Under the expertise of Levitt Goodman Architects, Martin Vinik, and Urban Strategies, the performing arts centre consultation is forwarding the development of St. Catharines’ cultural community. Sharilyn Ingram, Director of the SFPA at Brock and member of the Project Management Team is optimistic about the physical implementation of the NCA.

“People are becoming aware of and excited by the potential that cultural development offers our community,” said Ingram. “Opportunities for young people to stay in the Niagara region, attracting powers of cultural facilities and programs, the ways that cultural expression can build community and sense of place, the economic spin-offs and ancillary activities generated by this level of engagement – it’s all very exciting.” While currently ongoing, the feasibility study is due to be completed with recommendations by the end of summer.

Stay tuned…

For more on St. Catharine’s upcoming art scene:

-Rodman Hall Art Gallery – currently showing Gwen MacGregor. Please click HERE

-Niagara Artists’ Centre – click HERE

-Cram Art – currently showing work by Scott Waters. Please click HERE

One Response to “NEWS: Niagara Centre for the Arts”
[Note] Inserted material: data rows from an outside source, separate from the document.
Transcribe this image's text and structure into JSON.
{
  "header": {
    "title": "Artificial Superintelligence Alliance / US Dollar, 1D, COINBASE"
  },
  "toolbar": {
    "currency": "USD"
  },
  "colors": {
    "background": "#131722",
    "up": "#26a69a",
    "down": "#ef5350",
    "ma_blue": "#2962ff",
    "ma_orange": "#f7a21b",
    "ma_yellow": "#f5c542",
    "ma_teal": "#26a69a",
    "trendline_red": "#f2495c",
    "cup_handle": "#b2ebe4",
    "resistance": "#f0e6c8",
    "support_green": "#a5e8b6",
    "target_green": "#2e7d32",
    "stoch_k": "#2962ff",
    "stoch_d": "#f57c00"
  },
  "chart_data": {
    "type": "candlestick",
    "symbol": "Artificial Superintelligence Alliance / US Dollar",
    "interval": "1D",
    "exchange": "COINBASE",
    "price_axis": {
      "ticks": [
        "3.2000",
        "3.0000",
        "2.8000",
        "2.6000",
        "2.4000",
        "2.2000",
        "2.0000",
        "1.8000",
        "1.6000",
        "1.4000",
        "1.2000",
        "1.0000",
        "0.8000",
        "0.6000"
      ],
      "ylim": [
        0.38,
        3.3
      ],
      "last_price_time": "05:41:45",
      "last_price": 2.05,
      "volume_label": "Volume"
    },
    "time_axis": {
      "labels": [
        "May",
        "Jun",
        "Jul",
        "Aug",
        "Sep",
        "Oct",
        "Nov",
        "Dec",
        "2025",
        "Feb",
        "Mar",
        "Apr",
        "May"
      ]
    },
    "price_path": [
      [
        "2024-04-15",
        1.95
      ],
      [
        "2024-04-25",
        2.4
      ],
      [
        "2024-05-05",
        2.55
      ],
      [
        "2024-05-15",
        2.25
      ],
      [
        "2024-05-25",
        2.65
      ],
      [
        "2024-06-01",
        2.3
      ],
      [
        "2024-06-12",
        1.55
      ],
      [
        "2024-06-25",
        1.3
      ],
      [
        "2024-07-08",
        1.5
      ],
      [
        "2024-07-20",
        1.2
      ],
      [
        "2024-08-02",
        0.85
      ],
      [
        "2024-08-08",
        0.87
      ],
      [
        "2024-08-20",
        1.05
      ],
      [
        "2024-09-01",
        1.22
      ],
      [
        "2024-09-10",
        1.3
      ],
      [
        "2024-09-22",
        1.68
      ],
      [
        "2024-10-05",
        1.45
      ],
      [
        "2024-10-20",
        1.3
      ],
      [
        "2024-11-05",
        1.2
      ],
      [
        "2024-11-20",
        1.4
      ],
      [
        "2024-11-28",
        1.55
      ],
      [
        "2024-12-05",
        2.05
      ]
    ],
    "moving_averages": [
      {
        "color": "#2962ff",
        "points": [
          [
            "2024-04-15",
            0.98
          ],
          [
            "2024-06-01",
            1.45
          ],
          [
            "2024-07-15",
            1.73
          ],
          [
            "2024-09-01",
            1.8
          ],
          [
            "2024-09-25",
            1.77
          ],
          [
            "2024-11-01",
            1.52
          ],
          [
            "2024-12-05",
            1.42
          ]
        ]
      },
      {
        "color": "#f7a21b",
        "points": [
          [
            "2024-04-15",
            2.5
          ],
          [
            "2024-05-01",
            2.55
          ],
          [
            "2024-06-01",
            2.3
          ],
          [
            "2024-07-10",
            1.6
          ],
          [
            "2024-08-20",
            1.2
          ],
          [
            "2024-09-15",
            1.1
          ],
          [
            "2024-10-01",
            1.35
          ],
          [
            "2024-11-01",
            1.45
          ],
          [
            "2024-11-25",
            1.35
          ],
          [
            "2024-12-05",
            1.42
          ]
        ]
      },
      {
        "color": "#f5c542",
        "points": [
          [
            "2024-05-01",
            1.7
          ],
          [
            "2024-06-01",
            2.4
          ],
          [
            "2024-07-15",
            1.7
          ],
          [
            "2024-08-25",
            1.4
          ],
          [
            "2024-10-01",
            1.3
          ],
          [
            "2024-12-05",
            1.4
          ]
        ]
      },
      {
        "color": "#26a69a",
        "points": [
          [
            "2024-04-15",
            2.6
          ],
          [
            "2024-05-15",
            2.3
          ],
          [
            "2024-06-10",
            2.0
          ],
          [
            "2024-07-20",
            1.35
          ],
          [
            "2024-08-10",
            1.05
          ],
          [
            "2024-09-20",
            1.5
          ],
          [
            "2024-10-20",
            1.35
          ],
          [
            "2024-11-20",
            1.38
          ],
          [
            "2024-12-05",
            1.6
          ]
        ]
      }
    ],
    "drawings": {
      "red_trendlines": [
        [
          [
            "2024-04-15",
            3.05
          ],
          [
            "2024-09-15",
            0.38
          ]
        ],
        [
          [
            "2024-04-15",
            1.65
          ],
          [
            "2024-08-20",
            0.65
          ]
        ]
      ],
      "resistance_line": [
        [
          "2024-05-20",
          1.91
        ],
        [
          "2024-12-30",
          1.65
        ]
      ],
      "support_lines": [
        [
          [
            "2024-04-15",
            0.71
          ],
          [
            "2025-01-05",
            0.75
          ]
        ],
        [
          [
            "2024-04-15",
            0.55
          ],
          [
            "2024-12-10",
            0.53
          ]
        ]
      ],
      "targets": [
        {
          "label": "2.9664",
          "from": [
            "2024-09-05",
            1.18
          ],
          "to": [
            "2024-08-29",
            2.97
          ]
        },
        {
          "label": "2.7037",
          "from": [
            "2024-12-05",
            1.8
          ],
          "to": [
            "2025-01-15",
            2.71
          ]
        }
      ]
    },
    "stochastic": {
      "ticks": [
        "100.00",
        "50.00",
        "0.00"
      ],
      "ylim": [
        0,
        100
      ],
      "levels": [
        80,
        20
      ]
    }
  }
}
  1. The article sums up the scene and enthusiasm for the NCA project’s potential in revitalizing the downtown core and the Brock school of Fine & Performing Arts. It is very astute to have CRAM’s inclusion in the list of art engines here in St. Catharines since the collective and “Canada’s smallest gallery” does provide a critical and crucial role in the city’s current cultural growth and development.